Aging indeed associated with disruptions in non-rapid eye movement (NREM) sleep.  Sleep patterns became fragmented in older age as well. Daytime fatigue ensues with older age along with increased need for daytime naps.  Furthermore, compared to younger individuals, older people have had shorter slow-wave sleep durations. Perhaps the most important stage of non-rapid eye movement (NREM) sleep, slow-wave sleep, constitutes the deepest part of non-rapid eye movement (NREM) sleep.  These complications with sleep in older age may have resulted in decreased protection of memories in the older population. In other words, complications in sleep physiology may have resulted in older people forgetting things more often.

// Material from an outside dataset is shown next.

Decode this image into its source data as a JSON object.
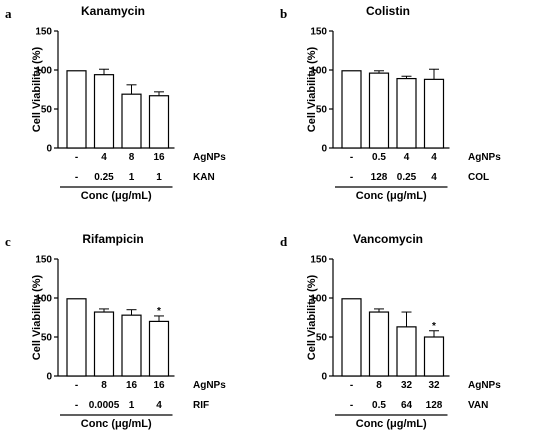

Muehlroth et al. (2019) performed a study whereby they tracked learning of scene-word associations in older and younger adults.  They proposed (hypothesized) that the age differences in memory consolidation were most prevalent in intermediate-quality acquired (encoded) memories.  As mentioned, the intermediate-quality memories appeared to preferentially go through formation (consolidation) for long-term use in the brain during sleep.  The group also proposed (hypothesized) the differences in non-rapid eye movement (NREM) sleep explains the higher level of forgetfulness in the older population.  The researchers also proposed (hypothesized) that deficiencies in brain structure integrity in older age could have associated with problems in memory formation (consolidation). 

The results of the study demonstrated that age-related memory formation (consolidation) deficiencies were greatest for maintenance of patterns of associations (mnemonics) of intermediate acquisition (encoding) quality.  Muehlroth et al. (2019) gave a proposed explanation of this saying that strongly acquired (encoded) memories did not undergo formation (consolidation) for long-term storage in the brain during sleep since that process would have been redundant.  Memories with intermediate quality, on the other hand, might have had necessary strength to prioritize them in the brain yet not sufficient strength to have made the process of memory formation (consolidation) during sleep redundant. Since older individuals had disrupted memory formation (consolidation) during sleep, this may have explained their age-related deficits in intermediate-quality memories compared to younger participants.  In essence, these results indicated that the pre-sleep level of memory acquisition (encoding) affected quality of the memory and how well the memory formed (consolidate) for long-term storage in the brain during sleep.

Regarding structural integrity measurements, Muehlroth et al. (2019) found that participants with lower brain structure integrity displayed a more ‘aged’ sleep profile with a shorter slow-wave sleep stage of non-rapid eye movement (NREM) sleep.  Muehlroth et al. (2019) also found reduced brain structure integrity facilitated reduced maintenance of intermediate and high-quality memories. Thus, the study provided evidence age differences in non-rapid eye movement (NREM) sleep physiology and brain structure integrity associated with age-dependent differences in memory formation (consolidation) during sleep.  Future studies should consider quality of memory acquisition (encoding) when measuring differences in memory formation (consolidation) for long-term storage as the study provided evidence that the brain preferentially formed (consolidated) intermediate-quality memories for long-term use.